- Box art
- Developer(s): Andromeda Software
- Publisher(s): Ariolasoft
- Designer(s): Andromeda Software
- Platform(s): Commodore 64
- Release: NA: 1985; EU: 1985;
- Genre(s): Action-adventure
- Mode(s): Single-player

= Scarabaeus (video game) =

1985 video game

Scarabaeus, known in America as Invaders of the Lost Tomb, is a computer game released for the Commodore 64 in 1985. It was written in Hungary by Andromeda Software and distributed in the UK by Ariolasoft. The storyline features an astronaut and his dog who explore an Egyptian tomb (as revealed in the opening sequence) and need to find the Pharaoh's Jewel by solving puzzles spread over three levels. The game is played in first-person view. A sequel was said to be in development in 1986 but was never released.

==Genre==
While earlier first-person maze-exploration games date as far back to the 1976 Commodore PET, Scarabaeus was considerably smoother and in color. The 3D effect was somewhat undermined by the odd-looking ghosts due to the sprites using expanded mode.

==Audio==
While the music was not as level-aware as the groundbreaking soundtrack in Cosmi's Forbidden Forest game, the in-game music is still impressive, given the era. Pressing the M or space keys will toggle between the soundtrack and sounds of player's own breathing inside of the spacesuit. JavaScript-compatible browsers can play 4 Scarabaeus audio segments via the DeepSID site. DeepSID's Remix tab for the Scarabaeus theme reveals two modern re-interpretations, with one being orchestral.

==Gameplay==
The three levels are linked by an elevator, and each is a maze of different size.

===Level 1===
The first level sees the astronaut trying to catch nine ghosts, each of which yields up a tablet with a hieroglyph on it (e.g., a snake, a bird, a hand); these hieroglyphs are needed on the next level.
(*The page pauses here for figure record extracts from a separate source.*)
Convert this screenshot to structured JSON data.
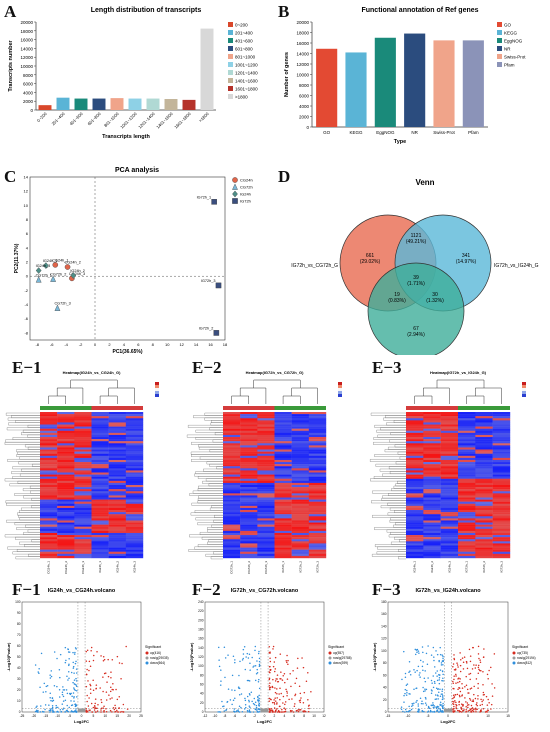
{
  "panel_labels": {
    "A": "A",
    "B": "B",
    "C": "C",
    "D": "D",
    "E1": "E−1",
    "E2": "E−2",
    "E3": "E−3",
    "F1": "F−1",
    "F2": "F−2",
    "F3": "F−3"
  },
  "chart_data": [
    {
      "id": "A",
      "type": "bar",
      "title": "Length distribution of transcripts",
      "xlabel": "Transcripts length",
      "ylabel": "Transcripts number",
      "ylim": [
        0,
        20000
      ],
      "yticks": [
        0,
        2000,
        4000,
        6000,
        8000,
        10000,
        12000,
        14000,
        16000,
        18000,
        20000
      ],
      "categories": [
        "0~200",
        "201~400",
        "401~600",
        "601~800",
        "801~1000",
        "1001~1200",
        "1201~1400",
        "1401~1600",
        "1601~1800",
        ">1800"
      ],
      "values": [
        1100,
        2800,
        2600,
        2600,
        2700,
        2600,
        2600,
        2500,
        2300,
        18500
      ],
      "colors": [
        "#d9472b",
        "#5ab4d6",
        "#1a8a7a",
        "#2b4c7e",
        "#f0a48a",
        "#8ed1e6",
        "#b0d9d4",
        "#c3b59a",
        "#b5322a",
        "#d8d8d8"
      ],
      "legend": [
        "0~200",
        "201~400",
        "401~600",
        "601~800",
        "801~1000",
        "1001~1200",
        "1201~1400",
        "1401~1600",
        "1601~1800",
        ">1800"
      ]
    },
    {
      "id": "B",
      "type": "bar",
      "title": "Functional annotation of Ref genes",
      "xlabel": "Type",
      "ylabel": "Number of genes",
      "ylim": [
        0,
        20000
      ],
      "yticks": [
        0,
        2000,
        4000,
        6000,
        8000,
        10000,
        12000,
        14000,
        16000,
        18000,
        20000
      ],
      "categories": [
        "GO",
        "KEGG",
        "EggNOG",
        "NR",
        "Swiss-Prot",
        "Pfam"
      ],
      "values": [
        14900,
        14200,
        17000,
        17800,
        16500,
        16500
      ],
      "colors": [
        "#e34a33",
        "#5ab4d6",
        "#1a8a7a",
        "#2b4c7e",
        "#f0a48a",
        "#8b93b8"
      ],
      "legend": [
        "GO",
        "KEGG",
        "EggNOG",
        "NR",
        "Swiss-Prot",
        "Pfam"
      ]
    },
    {
      "id": "C",
      "type": "scatter",
      "title": "PCA analysis",
      "xlabel": "PC1(36.65%)",
      "ylabel": "PC2(11.37%)",
      "xlim": [
        -9,
        18
      ],
      "ylim": [
        -9,
        14
      ],
      "xticks": [
        -8,
        -6,
        -4,
        -2,
        0,
        2,
        4,
        6,
        8,
        10,
        12,
        14,
        16,
        18
      ],
      "yticks": [
        -8,
        -6,
        -4,
        -2,
        0,
        2,
        4,
        6,
        8,
        10,
        12,
        14
      ],
      "series": [
        {
          "name": "CG24h",
          "color": "#e0654a",
          "shape": "circle",
          "points": [
            {
              "x": -3.8,
              "y": 1.3,
              "label": "CG24h_2"
            },
            {
              "x": -5.5,
              "y": 1.6,
              "label": "CG24h_1"
            },
            {
              "x": -3.2,
              "y": -0.3,
              "label": "CG24h_3"
            }
          ]
        },
        {
          "name": "CG72h",
          "color": "#7ab8d8",
          "shape": "triangle",
          "points": [
            {
              "x": -7.8,
              "y": -0.5,
              "label": "CG72h_1"
            },
            {
              "x": -5.8,
              "y": -0.4,
              "label": "CG72h_2"
            },
            {
              "x": -5.2,
              "y": -4.5,
              "label": "CG72h_3"
            }
          ]
        },
        {
          "name": "IG24h",
          "color": "#4f8f88",
          "shape": "diamond",
          "points": [
            {
              "x": -6.8,
              "y": 1.5,
              "label": "IG24h_1"
            },
            {
              "x": -7.8,
              "y": 0.8,
              "label": "IG24h_3"
            },
            {
              "x": -3.0,
              "y": 0.1,
              "label": "IG24h_2"
            }
          ]
        },
        {
          "name": "IG72h",
          "color": "#3a4e7e",
          "shape": "square",
          "points": [
            {
              "x": 16.5,
              "y": 10.5,
              "label": "IG72h_1"
            },
            {
              "x": 17.1,
              "y": -1.3,
              "label": "IG72h_3"
            },
            {
              "x": 16.8,
              "y": -8.0,
              "label": "IG72h_2"
            }
          ]
        }
      ]
    },
    {
      "id": "D",
      "type": "venn",
      "title": "Venn",
      "sets": [
        "IG72h_vs_CG72h_G",
        "IG72h_vs_IG24h_G",
        "IG24h_vs_CG24h_G"
      ],
      "colors": [
        "#e86a50",
        "#5ab8d8",
        "#3fae9a"
      ],
      "regions": [
        {
          "count": "661",
          "pct": "(29.02%)"
        },
        {
          "count": "1121",
          "pct": "(49.21%)"
        },
        {
          "count": "341",
          "pct": "(14.97%)"
        },
        {
          "count": "39",
          "pct": "(1.71%)"
        },
        {
          "count": "19",
          "pct": "(0.83%)"
        },
        {
          "count": "30",
          "pct": "(1.32%)"
        },
        {
          "count": "67",
          "pct": "(2.94%)"
        }
      ]
    },
    {
      "id": "E1",
      "type": "heatmap",
      "title": "Heatmap(IG24h_vs_CG24h_G)",
      "columns": [
        "CG24h_1",
        "CG24h_2",
        "CG24h_3",
        "IG24h_1",
        "IG24h_2",
        "IG24h_3"
      ],
      "groups": [
        "#3a9a3a",
        "#d43b3b"
      ]
    },
    {
      "id": "E2",
      "type": "heatmap",
      "title": "Heatmap(IG72h_vs_CG72h_G)",
      "columns": [
        "CG72h_1",
        "CG72h_2",
        "CG72h_3",
        "IG72h_1",
        "IG72h_2",
        "IG72h_3"
      ],
      "groups": [
        "#d43b3b",
        "#3a9a3a"
      ]
    },
    {
      "id": "E3",
      "type": "heatmap",
      "title": "Heatmap(IG72h_vs_IG24h_G)",
      "columns": [
        "IG24h_1",
        "IG24h_2",
        "IG24h_3",
        "IG72h_1",
        "IG72h_2",
        "IG72h_3"
      ],
      "groups": [
        "#d43b3b",
        "#3a9a3a"
      ]
    },
    {
      "id": "F1",
      "type": "scatter",
      "title": "IG24h_vs_CG24h.volcano",
      "xlabel": "Log2FC",
      "ylabel": "-Log10(Pvalue)",
      "xlim": [
        -25,
        25
      ],
      "xticks": [
        -25,
        -20,
        -15,
        -10,
        -5,
        0,
        5,
        10,
        15,
        20,
        25
      ],
      "ylim": [
        0,
        100
      ],
      "yticks": [
        0,
        10,
        20,
        30,
        40,
        50,
        60,
        70,
        80,
        90,
        100
      ],
      "legend_title": "Significant",
      "legend": [
        "up(416)",
        "nosig(29035)",
        "down(564)"
      ]
    },
    {
      "id": "F2",
      "type": "scatter",
      "title": "IG72h_vs_CG72h.volcano",
      "xlabel": "Log2FC",
      "ylabel": "-Log10(Pvalue)",
      "xlim": [
        -12,
        12
      ],
      "xticks": [
        -12,
        -10,
        -8,
        -6,
        -4,
        -2,
        0,
        2,
        4,
        6,
        8,
        10,
        12
      ],
      "ylim": [
        0,
        240
      ],
      "yticks": [
        0,
        20,
        40,
        60,
        80,
        100,
        120,
        140,
        160,
        180,
        200,
        220,
        240
      ],
      "legend_title": "Significant",
      "legend": [
        "up(557)",
        "nosig(29788)",
        "down(399)"
      ]
    },
    {
      "id": "F3",
      "type": "scatter",
      "title": "IG72h_vs_IG24h.volcano",
      "xlabel": "Log2FC",
      "ylabel": "-Log10(Pvalue)",
      "xlim": [
        -15,
        15
      ],
      "xticks": [
        -15,
        -10,
        -5,
        0,
        5,
        10,
        15
      ],
      "ylim": [
        0,
        180
      ],
      "yticks": [
        0,
        20,
        40,
        60,
        80,
        100,
        120,
        140,
        160,
        180
      ],
      "legend_title": "Significant",
      "legend": [
        "up(735)",
        "nosig(29194)",
        "down(812)"
      ]
    }
  ]
}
Exiting the level (which can be done at any time, not just after the ninth hieroglyph is taken) takes the astronaut to an elevator. This is operated by a crank, and the player needs to rotate the joystick through all directions in order to move the elevator down to the next level. If the player misses a direction during the rotation, then the elevator plummets down to the next level with significant loss of energy. The player may also proceed directly to the third level without completing, or even visiting, the second level.

===Level 2===
The second level has a bigger maze with 13 alcoves. Walking past an alcove will cause a spider to come out and follow the astronaut's route, although at a slower pace than him. While the alcove is vacant, the astronaut is able to look inside the alcove. The aim is thus to take the spider on a long journey around the maze, giving the astronaut enough time to study the alcove and solve the puzzles within.
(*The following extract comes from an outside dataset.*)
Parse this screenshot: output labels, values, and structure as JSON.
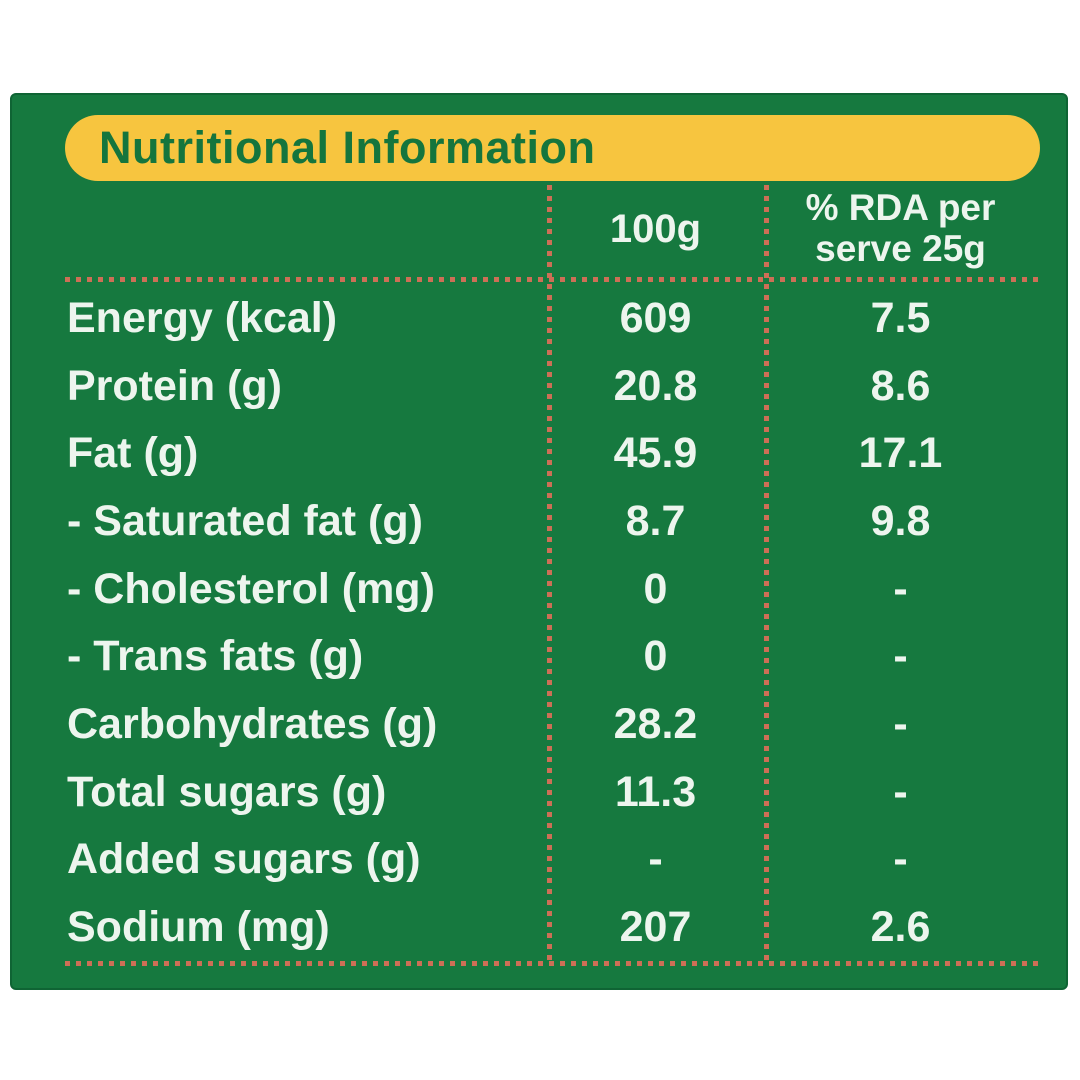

12 of the 13 alcoves contain two puzzles, one on the left and one on the right. The left-hand ones are made by a 4x5 grid of hieroglyphs like the ones collected on the previous level, linked to a bottle of potion, who can be medicine or poison. By carefully studying the grid, it is necessary to see if the nine hieroglyphs collected on the first level appear (in any order) in a 3x3 block within the 4x5 grid. If put correctly, the bottle contains medicine, otherwise it contains poison. The player can activate it to mark it down as medicine but its true nature can only be found by trying it on the third level. The right-hand puzzles are identicals and can be solved in the same way, but they are linked to a mask instead. If the nine hieroglyphs fit in those grids, taking the mask will give the player a zombie trap, otherwise a loss of energy will occur.
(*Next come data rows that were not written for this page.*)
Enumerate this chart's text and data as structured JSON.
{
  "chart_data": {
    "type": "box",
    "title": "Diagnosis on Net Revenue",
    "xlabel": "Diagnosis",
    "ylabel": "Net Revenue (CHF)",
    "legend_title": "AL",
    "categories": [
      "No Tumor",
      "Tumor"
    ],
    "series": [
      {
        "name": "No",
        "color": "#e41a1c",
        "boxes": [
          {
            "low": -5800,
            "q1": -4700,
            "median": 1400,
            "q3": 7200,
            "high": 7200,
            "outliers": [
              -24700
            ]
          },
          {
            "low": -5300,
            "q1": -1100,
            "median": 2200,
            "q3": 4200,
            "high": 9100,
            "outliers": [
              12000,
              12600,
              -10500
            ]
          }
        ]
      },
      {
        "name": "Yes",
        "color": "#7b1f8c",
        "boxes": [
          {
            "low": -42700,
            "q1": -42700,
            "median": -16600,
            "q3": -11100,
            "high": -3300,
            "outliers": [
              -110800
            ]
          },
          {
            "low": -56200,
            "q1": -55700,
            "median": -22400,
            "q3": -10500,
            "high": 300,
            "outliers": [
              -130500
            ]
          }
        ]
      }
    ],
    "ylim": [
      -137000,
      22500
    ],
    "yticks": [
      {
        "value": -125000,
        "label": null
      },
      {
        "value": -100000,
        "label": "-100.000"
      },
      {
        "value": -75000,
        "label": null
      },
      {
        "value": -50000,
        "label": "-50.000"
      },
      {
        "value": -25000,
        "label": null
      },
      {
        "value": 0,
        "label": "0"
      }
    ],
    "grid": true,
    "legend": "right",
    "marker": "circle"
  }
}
The thirteenth alcove contains a tile-flipping puzzle. Initially some tiles are turned over while others not, and it is necessary to turn them all face up. Buttons around the tiles allow the player to flip rows, columns or diagonals, but not individual tiles. Success with this puzzle leads to the award of the Pharaoh's key which allows the astronaut to walk through walls on the third level.

===Level 3===
Medicines, zombie traps and the Pharaon's key can be used on the next level where the player must use the correct medicines in order to open clues to the puzzle in the center of the level containing the Jewel (medicine bottles believed to be correct from level 2 are on the bottom of the map). Walking into an alcove releases a zombie which must be trapped with the zombie traps (indicated by masks at the bottom of the map). After all the medicine is taken, the player can then solve the puzzle in the middle of the map. The clues indicate where the hieroglyphs are to be lined up. The player must line them up in conjunction with the clues given in a limited number of moves otherwise the puzzle will lock and he will have to try again on another part. Successful completion opens the puzzle to access the inner sanctum where the Sacred jewel Scarabaeus lies winning the game.

At the end of the game the player's score is tallied.

==Reception==
Scarabaeus was awarded an overall mark of 96% in issue 8 of Zzap!64 magazine, earning it a Sizzler award.